Along the banister are framed photos. Rose in a white dress next to pockmarked Stewart. A blond boy in a sailor suit, it must be Dennis. Oh, weird. There’s one of Mae and me, from when we were very little. Mae is a baby and I’m holding her. Dennis and Mom’s legs are in the shot also. Mom is barefoot. She has such beautiful feet. Why would Rose put this up in her house? What other people have photos of me hanging on their walls?
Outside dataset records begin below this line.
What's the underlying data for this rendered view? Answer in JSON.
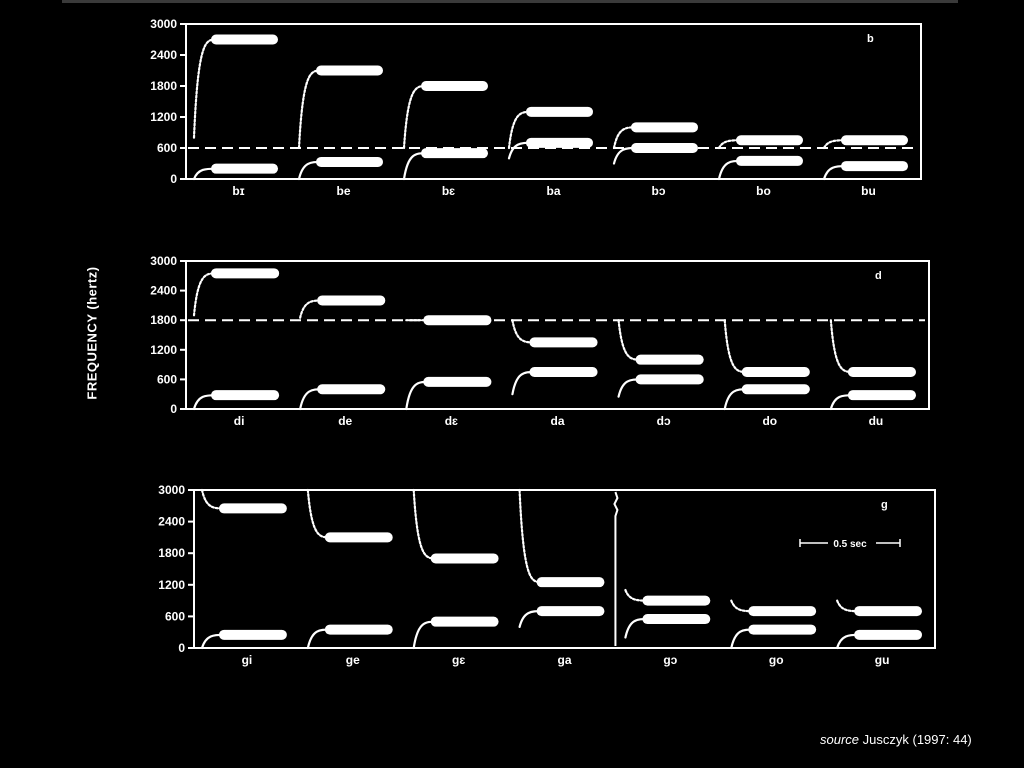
{
  "figure": {
    "ylabel": "FREQUENCY (hertz)",
    "source_prefix": "source",
    "source_text": "Jusczyk (1997: 44)"
  },
  "chart_data": [
    {
      "type": "line",
      "panel": "b",
      "ylim": [
        0,
        3000
      ],
      "yticks": [
        "3000",
        "2400",
        "1800",
        "1200",
        "600",
        "0"
      ],
      "locus_hz": 600,
      "categories": [
        "bɪ",
        "be",
        "bɛ",
        "ba",
        "bɔ",
        "bo",
        "bu"
      ],
      "series": [
        {
          "values_start": [
            800,
            600,
            600,
            600,
            600,
            600,
            600
          ],
          "values_steady": [
            2700,
            2100,
            1800,
            1300,
            1000,
            750,
            750
          ]
        },
        {
          "values_start": [
            0,
            0,
            0,
            400,
            300,
            0,
            0
          ],
          "values_steady": [
            200,
            330,
            500,
            700,
            600,
            350,
            250
          ]
        }
      ]
    },
    {
      "type": "line",
      "panel": "d",
      "ylim": [
        0,
        3000
      ],
      "yticks": [
        "3000",
        "2400",
        "1800",
        "1200",
        "600",
        "0"
      ],
      "locus_hz": 1800,
      "categories": [
        "di",
        "de",
        "dɛ",
        "da",
        "dɔ",
        "do",
        "du"
      ],
      "series": [
        {
          "values_start": [
            1900,
            1850,
            1800,
            1800,
            1800,
            1800,
            1800
          ],
          "values_steady": [
            2750,
            2200,
            1800,
            1350,
            1000,
            750,
            750
          ]
        },
        {
          "values_start": [
            0,
            0,
            0,
            300,
            250,
            0,
            0
          ],
          "values_steady": [
            280,
            400,
            550,
            750,
            600,
            400,
            280
          ]
        }
      ]
    },
    {
      "type": "line",
      "panel": "g",
      "ylim": [
        0,
        3000
      ],
      "yticks": [
        "3000",
        "2400",
        "1800",
        "1200",
        "600",
        "0"
      ],
      "locus_hz": 3000,
      "scale_label": "0.5 sec",
      "categories": [
        "gi",
        "ge",
        "gɛ",
        "ga",
        "gɔ",
        "go",
        "gu"
      ],
      "series": [
        {
          "values_start": [
            3000,
            3000,
            3000,
            3000,
            1100,
            900,
            900
          ],
          "values_steady": [
            2650,
            2100,
            1700,
            1250,
            900,
            700,
            700
          ]
        },
        {
          "values_start": [
            0,
            0,
            0,
            400,
            200,
            0,
            0
          ],
          "values_steady": [
            250,
            350,
            500,
            700,
            550,
            350,
            250
          ]
        }
      ]
    }
  ]
}
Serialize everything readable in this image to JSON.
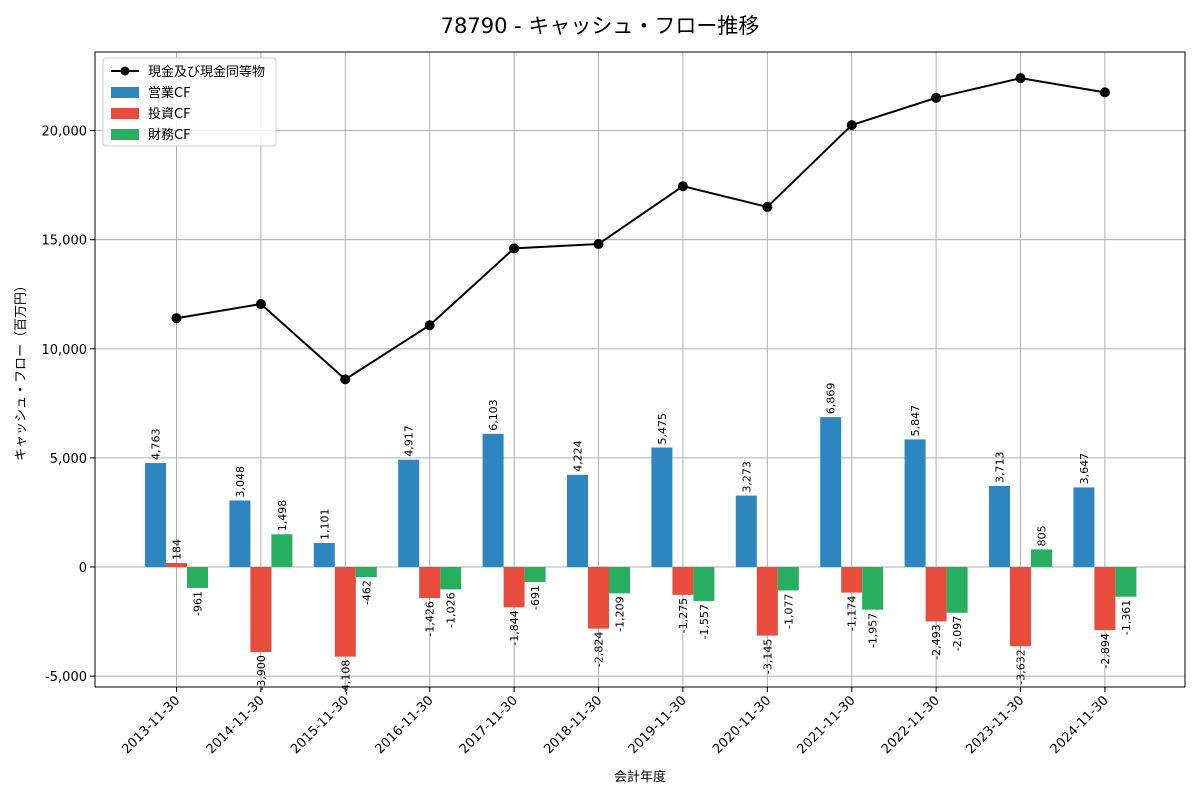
{
  "chart_data": {
    "type": "bar",
    "title": "78790 - キャッシュ・フロー推移",
    "xlabel": "会計年度",
    "ylabel": "キャッシュ・フロー（百万円）",
    "ylim": [
      -5500,
      23600
    ],
    "yticks": [
      -5000,
      0,
      5000,
      10000,
      15000,
      20000
    ],
    "ytick_labels": [
      "-5,000",
      "0",
      "5,000",
      "10,000",
      "15,000",
      "20,000"
    ],
    "grid": true,
    "legend_position": "top-left",
    "categories": [
      "2013-11-30",
      "2014-11-30",
      "2015-11-30",
      "2016-11-30",
      "2017-11-30",
      "2018-11-30",
      "2019-11-30",
      "2020-11-30",
      "2021-11-30",
      "2022-11-30",
      "2023-11-30",
      "2024-11-30"
    ],
    "series": [
      {
        "name": "営業CF",
        "kind": "bar",
        "color": "#2e86c1",
        "values": [
          4763,
          3048,
          1101,
          4917,
          6103,
          4224,
          5475,
          3273,
          6869,
          5847,
          3713,
          3647
        ],
        "labels": [
          "4,763",
          "3,048",
          "1,101",
          "4,917",
          "6,103",
          "4,224",
          "5,475",
          "3,273",
          "6,869",
          "5,847",
          "3,713",
          "3,647"
        ]
      },
      {
        "name": "投資CF",
        "kind": "bar",
        "color": "#e74c3c",
        "values": [
          184,
          -3900,
          -4108,
          -1426,
          -1844,
          -2824,
          -1275,
          -3145,
          -1174,
          -2493,
          -3632,
          -2894
        ],
        "labels": [
          "184",
          "-3,900",
          "-4,108",
          "-1,426",
          "-1,844",
          "-2,824",
          "-1,275",
          "-3,145",
          "-1,174",
          "-2,493",
          "-3,632",
          "-2,894"
        ]
      },
      {
        "name": "財務CF",
        "kind": "bar",
        "color": "#27ae60",
        "values": [
          -961,
          1498,
          -462,
          -1026,
          -691,
          -1209,
          -1557,
          -1077,
          -1957,
          -2097,
          805,
          -1361
        ],
        "labels": [
          "-961",
          "1,498",
          "-462",
          "-1,026",
          "-691",
          "-1,209",
          "-1,557",
          "-1,077",
          "-1,957",
          "-2,097",
          "805",
          "-1,361"
        ]
      },
      {
        "name": "現金及び現金同等物",
        "kind": "line",
        "color": "#000000",
        "values": [
          11400,
          12050,
          8600,
          11080,
          14600,
          14800,
          17450,
          16500,
          20250,
          21500,
          22400,
          21750
        ]
      }
    ]
  }
}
“Mae,” I say, once I’m outside her room. Through the closed door I can smell something strange.
“Mae,” I say again. “It’s Edie.”
“Edie,” I finally hear her repeat.
When I open the door the smell is overpowering. Greasy and medicinal. It makes my eyes water. It takes me a moment to find Mae in the room—lying on the bed, propped up with pillows, wrapped in gauze. She’s holding a gun. No, of course not. Why would I think that? It’s the barrel of the camera.
Click. Click. She takes my picture. I cover my face with my hands. “Oh, God,” I say. “Wait at least till I’ve showered.” I try to act like I’m covering my face from the camera and not from her. I don’t want it on film, that moment of horror before I was able to hide it.
“You look like a mummy,” I say when she finally tilts the camera down. I force my voice to sound light. She doesn’t look away or blink, so I try not to either. Her pupils are huge and black.
“Can I sit?”
She nods, a tiny movement of her head.
I sit on the edge of the bed. I try to breathe through my mouth so I don’t have to smell the ointment.
“Does it hurt?” I ask.
She shrugs, her gauzed shoulders barely lifting.
I can see in the small slots around her eyes and mouth that her skin is pink, shiny, and raw. “It must hurt.”